Midway (under the Bally label) released a Shadow-themed pinball machine in 1994. Brian Eddy (of Attack From Mars and Medieval Madness fame) designed the game. It was his first pinball game design, and it was moderately successful. Dan Forden composed its original music.

==Reception==
===Box office===
The Shadow was meant to be a summer blockbuster and the starting point for a new film franchise with toy, game, and clothing lines. It suffered from competition for its target audience with, among others, The Lion King (earlier during its run) and The Mask (later on), and was ultimately a financial failure. The film started off strongly, debuting at No. 2, but failed to sustain any momentum, and grossed $32 million domestically, with a worldwide total of $48 million against a budget of $40 million. The planned franchise never materialized.

===Critical response===
On Rotten Tomatoes, the film has an approval rating of 38%, based on reviews from 53 critics. The website's consensus states: "Bringing a classic pulp character to the big screen, The Shadow features impressive visual effects, but the story ultimately fails to strike a memorable chord." On Metacritic it has a score of 50% based on reviews from 30 critics, indicating "mixed or average reviews". Audiences surveyed by CinemaScore gave the film a grade "B" on scale of A to F.

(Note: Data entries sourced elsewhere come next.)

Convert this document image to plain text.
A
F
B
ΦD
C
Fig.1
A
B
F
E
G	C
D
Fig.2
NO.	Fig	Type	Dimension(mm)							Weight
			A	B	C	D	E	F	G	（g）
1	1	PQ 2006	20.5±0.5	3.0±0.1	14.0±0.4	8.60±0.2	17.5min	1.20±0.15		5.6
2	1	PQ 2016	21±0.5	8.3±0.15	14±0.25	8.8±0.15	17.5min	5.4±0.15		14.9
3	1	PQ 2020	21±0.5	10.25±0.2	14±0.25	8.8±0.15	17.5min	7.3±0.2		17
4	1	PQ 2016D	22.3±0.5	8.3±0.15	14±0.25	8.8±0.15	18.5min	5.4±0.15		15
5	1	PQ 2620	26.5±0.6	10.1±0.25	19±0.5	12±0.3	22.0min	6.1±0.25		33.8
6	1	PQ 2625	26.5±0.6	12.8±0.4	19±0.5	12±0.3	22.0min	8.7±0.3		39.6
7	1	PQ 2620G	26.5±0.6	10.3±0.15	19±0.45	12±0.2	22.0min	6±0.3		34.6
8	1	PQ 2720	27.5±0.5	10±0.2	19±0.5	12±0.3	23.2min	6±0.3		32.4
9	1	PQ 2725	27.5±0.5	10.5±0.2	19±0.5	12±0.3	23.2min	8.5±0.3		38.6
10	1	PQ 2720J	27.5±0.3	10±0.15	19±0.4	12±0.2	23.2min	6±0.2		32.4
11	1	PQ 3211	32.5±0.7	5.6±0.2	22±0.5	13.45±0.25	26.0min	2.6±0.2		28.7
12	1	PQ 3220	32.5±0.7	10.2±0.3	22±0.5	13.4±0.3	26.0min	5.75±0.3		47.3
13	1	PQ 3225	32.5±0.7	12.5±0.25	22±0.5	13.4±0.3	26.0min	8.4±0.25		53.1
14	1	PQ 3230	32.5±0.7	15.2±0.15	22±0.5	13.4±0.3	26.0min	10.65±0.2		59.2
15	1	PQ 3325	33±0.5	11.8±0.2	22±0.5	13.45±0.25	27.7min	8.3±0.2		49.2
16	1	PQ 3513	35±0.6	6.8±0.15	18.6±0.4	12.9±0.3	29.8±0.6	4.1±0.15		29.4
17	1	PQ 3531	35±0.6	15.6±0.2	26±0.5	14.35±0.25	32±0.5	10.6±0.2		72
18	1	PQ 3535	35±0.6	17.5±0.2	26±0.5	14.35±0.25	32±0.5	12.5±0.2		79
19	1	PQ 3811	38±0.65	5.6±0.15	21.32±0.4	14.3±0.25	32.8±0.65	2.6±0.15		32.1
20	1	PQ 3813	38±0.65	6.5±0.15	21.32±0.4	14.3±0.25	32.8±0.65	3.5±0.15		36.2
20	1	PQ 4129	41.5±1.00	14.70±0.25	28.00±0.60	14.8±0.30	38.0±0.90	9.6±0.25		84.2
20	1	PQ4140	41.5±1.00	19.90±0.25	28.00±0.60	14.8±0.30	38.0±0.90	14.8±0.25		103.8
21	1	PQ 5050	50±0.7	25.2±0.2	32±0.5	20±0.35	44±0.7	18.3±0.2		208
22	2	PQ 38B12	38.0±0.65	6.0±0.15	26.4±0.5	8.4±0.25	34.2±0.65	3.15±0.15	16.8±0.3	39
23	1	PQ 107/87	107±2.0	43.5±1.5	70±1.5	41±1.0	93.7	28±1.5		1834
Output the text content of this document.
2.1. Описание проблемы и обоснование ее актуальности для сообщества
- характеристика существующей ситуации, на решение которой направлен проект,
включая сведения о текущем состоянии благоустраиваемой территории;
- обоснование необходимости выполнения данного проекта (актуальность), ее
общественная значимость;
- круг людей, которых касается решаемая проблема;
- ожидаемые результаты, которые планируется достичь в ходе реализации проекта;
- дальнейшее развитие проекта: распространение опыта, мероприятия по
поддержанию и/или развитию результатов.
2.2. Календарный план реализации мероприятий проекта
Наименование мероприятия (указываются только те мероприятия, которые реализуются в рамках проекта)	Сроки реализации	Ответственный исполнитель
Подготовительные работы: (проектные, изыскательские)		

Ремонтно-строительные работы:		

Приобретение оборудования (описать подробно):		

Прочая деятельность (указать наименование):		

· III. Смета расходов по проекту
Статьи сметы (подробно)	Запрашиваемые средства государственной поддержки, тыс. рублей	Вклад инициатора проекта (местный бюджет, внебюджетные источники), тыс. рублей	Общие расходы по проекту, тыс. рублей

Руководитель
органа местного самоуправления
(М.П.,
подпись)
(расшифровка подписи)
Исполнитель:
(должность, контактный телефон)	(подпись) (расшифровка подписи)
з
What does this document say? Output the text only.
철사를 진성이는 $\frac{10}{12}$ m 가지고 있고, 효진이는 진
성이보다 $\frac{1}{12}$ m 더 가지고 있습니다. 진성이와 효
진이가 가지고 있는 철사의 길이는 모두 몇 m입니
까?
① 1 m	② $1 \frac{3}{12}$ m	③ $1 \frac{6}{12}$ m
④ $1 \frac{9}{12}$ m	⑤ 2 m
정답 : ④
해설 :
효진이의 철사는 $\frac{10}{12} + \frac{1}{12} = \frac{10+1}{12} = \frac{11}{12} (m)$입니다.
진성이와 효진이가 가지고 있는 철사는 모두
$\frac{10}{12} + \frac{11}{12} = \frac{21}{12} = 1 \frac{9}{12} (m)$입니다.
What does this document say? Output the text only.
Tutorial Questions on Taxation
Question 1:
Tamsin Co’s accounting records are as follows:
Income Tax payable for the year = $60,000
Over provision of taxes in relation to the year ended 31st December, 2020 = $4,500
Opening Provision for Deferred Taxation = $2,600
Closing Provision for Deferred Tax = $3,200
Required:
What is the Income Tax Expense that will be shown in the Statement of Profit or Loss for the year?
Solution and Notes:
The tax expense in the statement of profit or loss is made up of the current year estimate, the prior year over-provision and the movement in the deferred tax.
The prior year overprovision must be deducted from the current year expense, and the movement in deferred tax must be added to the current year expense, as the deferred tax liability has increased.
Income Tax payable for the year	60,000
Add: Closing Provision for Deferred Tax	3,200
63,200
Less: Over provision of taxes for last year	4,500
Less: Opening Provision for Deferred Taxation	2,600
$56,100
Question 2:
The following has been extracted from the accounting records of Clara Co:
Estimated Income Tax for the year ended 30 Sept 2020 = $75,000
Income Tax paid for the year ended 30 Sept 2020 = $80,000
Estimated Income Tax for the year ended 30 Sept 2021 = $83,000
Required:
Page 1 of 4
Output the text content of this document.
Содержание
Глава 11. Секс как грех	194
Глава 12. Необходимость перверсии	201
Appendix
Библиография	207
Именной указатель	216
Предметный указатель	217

Brian Lowry of Variety wrote that, despite similarities, the Shadow "lacks the visceral appeal of Batman and won't strike the same chord."
Owen Gleiberman of Entertainment Weekly gave the film a grade 'D', adding: 'The trouble with setting a special-effects fantasy in the low-tech ’20s is that unless the American-kitsch elements are injected with something approaching Steven Spielberg's speedy bravado, we become all too aware that the actors are simply standing around B-movie sets spouting cardboard dialogue.' Entertainment Weekly would later place the film on its list of the "21 Worst Comic-Book Movies Ever".

Michael Wilmington, writing for the Chicago Tribune, gave his take on the film: "The Shadow shows what can happen when you overdress pulp. You wind up with something gorgeous and suffocated, bejeweled trash floundering in its over-splendid stuffings." Roger Ebert, writing for the Chicago Sun-Times gave the film 3 out of 4 stars, and said: 'If you respond to film noir, if you like dark streets and women with scarlet lips and big fast cars with running boards, the look of this movie will work some kind of magic.'
Jack Yeovil of Empire gave it 3 out 5 and called it "A pleasant, eye-pleasing movie" he further praises the production design and effects, "but the plot never really gels, and for an action fantasy is rather cold".